Besides teaching at Blakey Hall, Sullivan and Troxler are also involved with LIFE@Elon, a university-sponsored program designed to offer learning opportunities to people ages 50 and older. Though the formats are different – LIFE@Elon offers 12 individual sessions in the fall and 12 in the spring – Sullivan says both programs help adults remain inquisitive, lifelong learners.

“I like being with adult learners,” Sullivan says. “I think they bring so much. Being in touch with people who are older but still vital gives me hope.”

That was apparent during one of his November classes at Blakey Hall about the four methods of Asian wisdom – the Tao, Confucius, Buddha and Zen Buddhism – and their contemporary application. As he shared his lecture, the group of 10 to 12 adult students listened attentively, took notes, asked questions, shared their thoughts and laughed together.

Student Dottie Olson, a retired piano instructor who lives in a nearby senior community with her husband, Hilding, says she enjoys listening to Sullivan, specially his contagious laughter. The classes have broadened her knowledge and view of the world.

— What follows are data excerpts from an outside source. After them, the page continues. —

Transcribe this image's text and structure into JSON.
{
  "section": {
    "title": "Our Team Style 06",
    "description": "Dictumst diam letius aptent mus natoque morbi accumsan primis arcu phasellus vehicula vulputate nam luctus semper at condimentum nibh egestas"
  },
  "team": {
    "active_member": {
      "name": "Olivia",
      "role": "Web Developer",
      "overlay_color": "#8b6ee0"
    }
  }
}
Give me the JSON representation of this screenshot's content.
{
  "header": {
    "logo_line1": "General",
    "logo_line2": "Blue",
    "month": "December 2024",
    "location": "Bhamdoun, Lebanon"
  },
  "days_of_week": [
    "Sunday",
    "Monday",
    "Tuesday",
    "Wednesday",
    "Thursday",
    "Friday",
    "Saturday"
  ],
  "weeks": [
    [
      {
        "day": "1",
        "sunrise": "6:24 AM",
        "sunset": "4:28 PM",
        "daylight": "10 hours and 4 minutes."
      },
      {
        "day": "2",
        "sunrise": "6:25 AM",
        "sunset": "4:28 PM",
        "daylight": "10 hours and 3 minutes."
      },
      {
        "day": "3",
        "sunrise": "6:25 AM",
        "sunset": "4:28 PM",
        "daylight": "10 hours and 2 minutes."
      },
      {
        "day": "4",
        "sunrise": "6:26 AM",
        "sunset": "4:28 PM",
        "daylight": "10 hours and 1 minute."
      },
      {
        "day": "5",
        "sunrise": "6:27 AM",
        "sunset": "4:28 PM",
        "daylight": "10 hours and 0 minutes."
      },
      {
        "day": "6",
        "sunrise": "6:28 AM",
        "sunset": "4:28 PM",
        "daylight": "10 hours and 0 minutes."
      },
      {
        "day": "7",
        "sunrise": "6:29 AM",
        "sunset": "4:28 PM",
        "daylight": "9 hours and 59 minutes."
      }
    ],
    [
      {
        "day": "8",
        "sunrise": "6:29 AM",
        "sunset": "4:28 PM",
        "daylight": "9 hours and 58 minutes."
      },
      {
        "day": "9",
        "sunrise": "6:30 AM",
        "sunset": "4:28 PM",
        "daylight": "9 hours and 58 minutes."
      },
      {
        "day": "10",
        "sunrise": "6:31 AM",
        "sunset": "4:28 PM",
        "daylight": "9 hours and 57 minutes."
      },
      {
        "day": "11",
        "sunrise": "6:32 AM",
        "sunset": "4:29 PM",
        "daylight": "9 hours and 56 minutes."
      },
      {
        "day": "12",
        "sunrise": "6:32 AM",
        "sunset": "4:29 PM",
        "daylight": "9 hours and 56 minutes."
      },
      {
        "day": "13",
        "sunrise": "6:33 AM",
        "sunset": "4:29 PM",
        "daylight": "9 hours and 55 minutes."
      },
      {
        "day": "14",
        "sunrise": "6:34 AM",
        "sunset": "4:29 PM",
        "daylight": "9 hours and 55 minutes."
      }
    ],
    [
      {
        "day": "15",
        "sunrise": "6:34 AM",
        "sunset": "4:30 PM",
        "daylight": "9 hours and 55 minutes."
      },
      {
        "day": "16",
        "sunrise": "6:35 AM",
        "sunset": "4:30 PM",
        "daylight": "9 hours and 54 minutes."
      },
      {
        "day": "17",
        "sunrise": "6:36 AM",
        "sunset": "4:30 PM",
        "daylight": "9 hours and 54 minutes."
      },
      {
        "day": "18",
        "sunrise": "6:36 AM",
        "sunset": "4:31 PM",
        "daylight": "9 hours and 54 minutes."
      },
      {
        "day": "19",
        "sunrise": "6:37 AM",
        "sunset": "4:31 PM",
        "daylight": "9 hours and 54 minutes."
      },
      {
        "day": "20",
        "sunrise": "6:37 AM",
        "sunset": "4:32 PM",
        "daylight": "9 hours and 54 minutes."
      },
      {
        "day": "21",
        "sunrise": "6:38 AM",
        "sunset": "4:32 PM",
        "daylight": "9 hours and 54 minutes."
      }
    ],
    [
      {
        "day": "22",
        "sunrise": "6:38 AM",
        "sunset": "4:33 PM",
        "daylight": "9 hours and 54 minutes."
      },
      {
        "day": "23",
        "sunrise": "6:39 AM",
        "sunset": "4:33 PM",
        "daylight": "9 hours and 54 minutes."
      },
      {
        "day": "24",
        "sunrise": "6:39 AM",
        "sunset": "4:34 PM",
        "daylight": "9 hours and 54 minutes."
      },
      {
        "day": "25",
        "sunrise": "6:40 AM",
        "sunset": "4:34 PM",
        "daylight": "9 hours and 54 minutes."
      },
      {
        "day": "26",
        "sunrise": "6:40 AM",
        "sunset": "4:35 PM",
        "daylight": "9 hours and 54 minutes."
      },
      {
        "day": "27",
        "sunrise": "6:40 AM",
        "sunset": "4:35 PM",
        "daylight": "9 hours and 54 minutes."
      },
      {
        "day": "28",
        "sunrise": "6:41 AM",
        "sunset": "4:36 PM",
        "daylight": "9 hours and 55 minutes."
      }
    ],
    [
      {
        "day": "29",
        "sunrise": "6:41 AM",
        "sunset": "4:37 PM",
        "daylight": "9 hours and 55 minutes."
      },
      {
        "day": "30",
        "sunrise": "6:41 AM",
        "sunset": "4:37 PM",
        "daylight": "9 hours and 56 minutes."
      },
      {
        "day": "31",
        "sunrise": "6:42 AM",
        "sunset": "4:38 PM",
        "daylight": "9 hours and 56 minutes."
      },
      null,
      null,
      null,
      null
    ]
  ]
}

“I was brought up in a very restrictive view,” she says. Now, she adds, “I’m a more cosmopolitan person.”

Bob Knowles, a retired United Church of Christ pastor who has participated in the program both as a student and professor, says the classes have kept his mind occupied in his old age, adding that he enjoys the relationships the classes build among participants and with the faculty.

“You can’t just sit back and say, ‘Okay, I’m waiting to die,’” he says of being retired. “I know I’m going to die but I’m going to live to the fullest first.”

Word about the program has spread and participants now come from not only the immediate neighborhood, but other retirement and senior communities in the greater Burlington area.

“I think we’ve accomplished something here,” Mackay says. “We’ve formed a little community. It has been tremendously satisfying.”